GENIALNA gra. Po latach wróciłem do niej z obawami, czy faktycznie jest tak dobra, jak to pamiętałem. I jest jeszcze lepsza
. Jak dla mnie w każdym aspekcie ulepsza A Few Acres of Snow Martina Wallace'a. Jest dynamiczniejsza, intensywniejsza i pozwala na dużo bardziej kreatywne podejście do zarządzania swoją frakcją. Powiem szczerze, że Handsy są bardziej satysfakcjonujące niż Polis (która również jest niezwykle oryginalną dwuosobową hybrydą kilku gatunków), a okupują dokładnie tę samą niszę w kolekcji (całościowo Polis jest bardzo dobra, ale dużo bardziej statyczna i mimo wszystko dość żmudna).

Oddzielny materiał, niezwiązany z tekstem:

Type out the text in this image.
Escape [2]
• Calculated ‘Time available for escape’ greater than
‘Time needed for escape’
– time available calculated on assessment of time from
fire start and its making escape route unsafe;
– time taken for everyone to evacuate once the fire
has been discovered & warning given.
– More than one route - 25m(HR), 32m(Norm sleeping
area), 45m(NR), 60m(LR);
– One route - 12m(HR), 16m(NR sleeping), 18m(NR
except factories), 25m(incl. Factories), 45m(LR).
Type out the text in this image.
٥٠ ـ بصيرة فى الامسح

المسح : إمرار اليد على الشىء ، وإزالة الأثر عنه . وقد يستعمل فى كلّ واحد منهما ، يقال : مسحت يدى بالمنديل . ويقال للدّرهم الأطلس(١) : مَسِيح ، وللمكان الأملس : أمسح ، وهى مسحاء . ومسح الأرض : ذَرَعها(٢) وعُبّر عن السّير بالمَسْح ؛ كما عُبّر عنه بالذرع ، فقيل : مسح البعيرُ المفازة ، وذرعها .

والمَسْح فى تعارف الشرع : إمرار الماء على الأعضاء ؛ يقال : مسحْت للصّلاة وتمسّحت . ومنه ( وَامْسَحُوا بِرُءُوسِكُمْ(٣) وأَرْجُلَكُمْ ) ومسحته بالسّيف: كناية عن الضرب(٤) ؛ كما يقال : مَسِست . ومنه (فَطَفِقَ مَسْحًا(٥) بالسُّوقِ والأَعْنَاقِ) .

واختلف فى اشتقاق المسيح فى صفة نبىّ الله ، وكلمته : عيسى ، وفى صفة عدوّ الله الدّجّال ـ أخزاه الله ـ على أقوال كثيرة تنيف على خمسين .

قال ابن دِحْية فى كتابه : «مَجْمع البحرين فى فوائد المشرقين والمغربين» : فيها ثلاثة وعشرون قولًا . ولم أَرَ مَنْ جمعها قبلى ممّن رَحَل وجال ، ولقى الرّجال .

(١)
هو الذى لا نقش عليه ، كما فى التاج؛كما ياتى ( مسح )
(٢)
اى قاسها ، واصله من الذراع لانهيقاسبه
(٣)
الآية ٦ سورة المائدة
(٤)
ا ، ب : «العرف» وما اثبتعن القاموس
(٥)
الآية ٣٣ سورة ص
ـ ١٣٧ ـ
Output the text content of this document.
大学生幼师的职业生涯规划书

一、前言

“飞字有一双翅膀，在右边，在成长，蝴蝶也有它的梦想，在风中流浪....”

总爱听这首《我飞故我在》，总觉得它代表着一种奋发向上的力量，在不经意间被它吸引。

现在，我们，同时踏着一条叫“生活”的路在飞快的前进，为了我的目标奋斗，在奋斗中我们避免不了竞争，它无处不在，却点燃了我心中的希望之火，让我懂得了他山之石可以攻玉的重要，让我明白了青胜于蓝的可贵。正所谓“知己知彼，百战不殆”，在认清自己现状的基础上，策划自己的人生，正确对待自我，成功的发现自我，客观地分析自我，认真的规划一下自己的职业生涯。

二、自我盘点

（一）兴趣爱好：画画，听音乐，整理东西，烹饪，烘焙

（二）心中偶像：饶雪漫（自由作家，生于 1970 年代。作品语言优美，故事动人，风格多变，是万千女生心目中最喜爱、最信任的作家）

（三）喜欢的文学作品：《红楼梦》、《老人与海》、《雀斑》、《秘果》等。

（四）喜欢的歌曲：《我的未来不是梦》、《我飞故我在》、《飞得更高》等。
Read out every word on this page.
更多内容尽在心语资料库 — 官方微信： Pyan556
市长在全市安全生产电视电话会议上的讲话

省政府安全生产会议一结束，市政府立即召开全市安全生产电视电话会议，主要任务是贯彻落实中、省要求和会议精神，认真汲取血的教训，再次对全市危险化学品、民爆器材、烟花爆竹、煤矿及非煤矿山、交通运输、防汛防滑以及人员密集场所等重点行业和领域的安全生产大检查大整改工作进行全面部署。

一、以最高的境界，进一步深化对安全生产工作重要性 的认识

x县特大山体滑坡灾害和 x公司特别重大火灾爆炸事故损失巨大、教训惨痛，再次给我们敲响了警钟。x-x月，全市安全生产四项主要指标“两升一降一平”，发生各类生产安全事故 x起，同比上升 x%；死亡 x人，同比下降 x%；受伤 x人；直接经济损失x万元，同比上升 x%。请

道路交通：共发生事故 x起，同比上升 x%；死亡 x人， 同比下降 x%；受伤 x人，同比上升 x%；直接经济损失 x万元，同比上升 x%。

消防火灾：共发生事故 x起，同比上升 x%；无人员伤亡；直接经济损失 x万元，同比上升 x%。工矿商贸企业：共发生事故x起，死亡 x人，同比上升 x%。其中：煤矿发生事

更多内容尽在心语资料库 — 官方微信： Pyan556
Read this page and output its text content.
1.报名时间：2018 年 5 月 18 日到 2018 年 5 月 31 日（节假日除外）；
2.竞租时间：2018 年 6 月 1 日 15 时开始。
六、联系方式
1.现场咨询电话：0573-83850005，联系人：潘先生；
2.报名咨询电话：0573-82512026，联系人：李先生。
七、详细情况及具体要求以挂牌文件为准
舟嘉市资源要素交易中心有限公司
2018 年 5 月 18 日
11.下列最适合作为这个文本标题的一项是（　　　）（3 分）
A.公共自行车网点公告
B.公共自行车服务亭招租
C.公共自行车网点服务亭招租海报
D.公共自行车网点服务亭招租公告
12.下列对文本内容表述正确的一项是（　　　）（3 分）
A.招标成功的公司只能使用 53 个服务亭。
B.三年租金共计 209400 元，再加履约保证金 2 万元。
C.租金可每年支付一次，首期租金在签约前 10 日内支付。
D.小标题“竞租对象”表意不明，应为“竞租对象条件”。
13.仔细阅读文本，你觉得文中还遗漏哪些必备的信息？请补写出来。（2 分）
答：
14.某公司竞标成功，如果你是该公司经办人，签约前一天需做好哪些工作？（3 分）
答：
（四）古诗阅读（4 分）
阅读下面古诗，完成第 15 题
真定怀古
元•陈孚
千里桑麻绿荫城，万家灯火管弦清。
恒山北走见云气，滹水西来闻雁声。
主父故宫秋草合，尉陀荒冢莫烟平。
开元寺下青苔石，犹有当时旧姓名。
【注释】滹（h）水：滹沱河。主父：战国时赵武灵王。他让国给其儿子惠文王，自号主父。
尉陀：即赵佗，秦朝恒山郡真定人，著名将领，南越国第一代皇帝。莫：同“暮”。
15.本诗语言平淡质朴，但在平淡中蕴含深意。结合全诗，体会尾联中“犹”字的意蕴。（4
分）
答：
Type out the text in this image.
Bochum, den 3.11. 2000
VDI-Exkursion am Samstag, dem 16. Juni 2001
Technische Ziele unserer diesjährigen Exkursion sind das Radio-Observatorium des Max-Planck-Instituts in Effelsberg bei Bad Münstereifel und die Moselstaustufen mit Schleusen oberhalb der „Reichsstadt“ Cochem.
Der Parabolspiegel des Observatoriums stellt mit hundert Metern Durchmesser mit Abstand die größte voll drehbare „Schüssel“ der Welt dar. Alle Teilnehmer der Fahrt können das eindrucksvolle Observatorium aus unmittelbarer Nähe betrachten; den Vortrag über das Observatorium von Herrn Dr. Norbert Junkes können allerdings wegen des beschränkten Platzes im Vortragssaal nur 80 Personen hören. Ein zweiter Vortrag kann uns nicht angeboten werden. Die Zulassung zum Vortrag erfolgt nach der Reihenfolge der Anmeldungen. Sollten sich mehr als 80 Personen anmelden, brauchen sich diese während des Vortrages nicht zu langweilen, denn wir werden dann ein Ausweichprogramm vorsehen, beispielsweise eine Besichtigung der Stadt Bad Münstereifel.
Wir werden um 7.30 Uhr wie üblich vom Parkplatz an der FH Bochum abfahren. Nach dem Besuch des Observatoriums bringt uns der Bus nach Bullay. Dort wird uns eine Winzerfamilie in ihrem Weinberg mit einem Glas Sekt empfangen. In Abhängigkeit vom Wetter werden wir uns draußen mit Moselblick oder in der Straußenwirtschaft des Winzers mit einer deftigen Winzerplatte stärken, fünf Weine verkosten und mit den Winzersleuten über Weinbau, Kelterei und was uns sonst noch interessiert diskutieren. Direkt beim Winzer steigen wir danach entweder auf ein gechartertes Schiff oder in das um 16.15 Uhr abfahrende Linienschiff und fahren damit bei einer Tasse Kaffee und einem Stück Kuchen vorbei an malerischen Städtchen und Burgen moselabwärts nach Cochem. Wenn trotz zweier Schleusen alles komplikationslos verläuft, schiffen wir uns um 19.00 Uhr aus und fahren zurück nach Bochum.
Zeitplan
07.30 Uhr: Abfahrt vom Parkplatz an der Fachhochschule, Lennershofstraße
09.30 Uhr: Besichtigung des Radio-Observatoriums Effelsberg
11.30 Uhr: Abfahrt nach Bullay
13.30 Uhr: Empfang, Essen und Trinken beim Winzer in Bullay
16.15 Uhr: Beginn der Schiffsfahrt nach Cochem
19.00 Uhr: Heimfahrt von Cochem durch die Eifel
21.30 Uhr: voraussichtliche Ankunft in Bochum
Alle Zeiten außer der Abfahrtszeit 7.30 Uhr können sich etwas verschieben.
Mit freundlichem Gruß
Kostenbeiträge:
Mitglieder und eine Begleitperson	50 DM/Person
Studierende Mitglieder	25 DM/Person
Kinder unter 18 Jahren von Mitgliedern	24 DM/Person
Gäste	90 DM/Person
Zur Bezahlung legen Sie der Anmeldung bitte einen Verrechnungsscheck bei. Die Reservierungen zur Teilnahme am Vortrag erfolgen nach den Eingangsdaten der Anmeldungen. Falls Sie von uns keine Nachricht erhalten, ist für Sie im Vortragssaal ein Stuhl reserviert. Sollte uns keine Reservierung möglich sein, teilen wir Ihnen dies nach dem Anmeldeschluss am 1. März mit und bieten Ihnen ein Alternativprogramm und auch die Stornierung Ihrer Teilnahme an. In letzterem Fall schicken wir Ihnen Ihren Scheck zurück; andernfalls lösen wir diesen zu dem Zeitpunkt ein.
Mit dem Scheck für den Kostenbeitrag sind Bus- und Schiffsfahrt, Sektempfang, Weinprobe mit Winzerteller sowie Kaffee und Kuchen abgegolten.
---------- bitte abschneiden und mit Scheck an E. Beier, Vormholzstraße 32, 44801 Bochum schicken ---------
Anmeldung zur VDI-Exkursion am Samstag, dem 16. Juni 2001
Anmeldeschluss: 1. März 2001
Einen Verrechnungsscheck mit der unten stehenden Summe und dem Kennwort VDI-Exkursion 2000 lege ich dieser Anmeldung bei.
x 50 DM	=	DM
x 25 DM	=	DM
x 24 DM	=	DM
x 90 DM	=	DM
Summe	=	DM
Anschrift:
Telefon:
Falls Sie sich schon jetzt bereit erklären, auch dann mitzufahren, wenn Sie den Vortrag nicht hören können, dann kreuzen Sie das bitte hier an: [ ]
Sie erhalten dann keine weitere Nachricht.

Kurczę, rozgrywka jest tu naprawdę wielowymiarowa: musimy martwić się o ekonomię, logistykę transportu, zarządzanie flotą i jednostkami lądowymi, zabezpieczanie szlaków morskich, fortyfikowanie i rozwijanie miast, ochronę przed najazdami i próbami przekupstwa. A to wszystko zamknięte jest w talii kart, którą jak w każdym deckbuildingu musimy utrzymywać w sensownych ryzach, żeby tymi wszystkimi aspektami dało się efektywnie sterować
. Przy czym gra daje nam mnóstwo narzędzi do zarządzania talią według naszego uznania - choć często będzie to kosztować czas albo pieniądze
.
Uwielbiam system walki w tej grze wymuszający zaangażowanie (czyli tymczasowe usunięcie z talii) naszych kart, co pozwala powoli przeciągać linę na naszą stronę, ale spowalnia nas na innych frontach i umożliwia rywalowi niespodziewany atak w innym miejscu. Wojny są kosztowne, ciężkie i trzeba się do nich dobrze przygotować
.
Znakomitym rozwiązaniem jest również wbudowany zegar gry - po każdym przetasowaniu talii kartagińczyków przechodzimy do fazy porządkowej i tor rund idzie do przodu. To gracze (a konkretnie jeden gracz) narzucają tutaj tempo i to, jak potoczy się cała partia w ogromnym stopniu zależy od indywidualnego stylu gry i przyjętej strategii.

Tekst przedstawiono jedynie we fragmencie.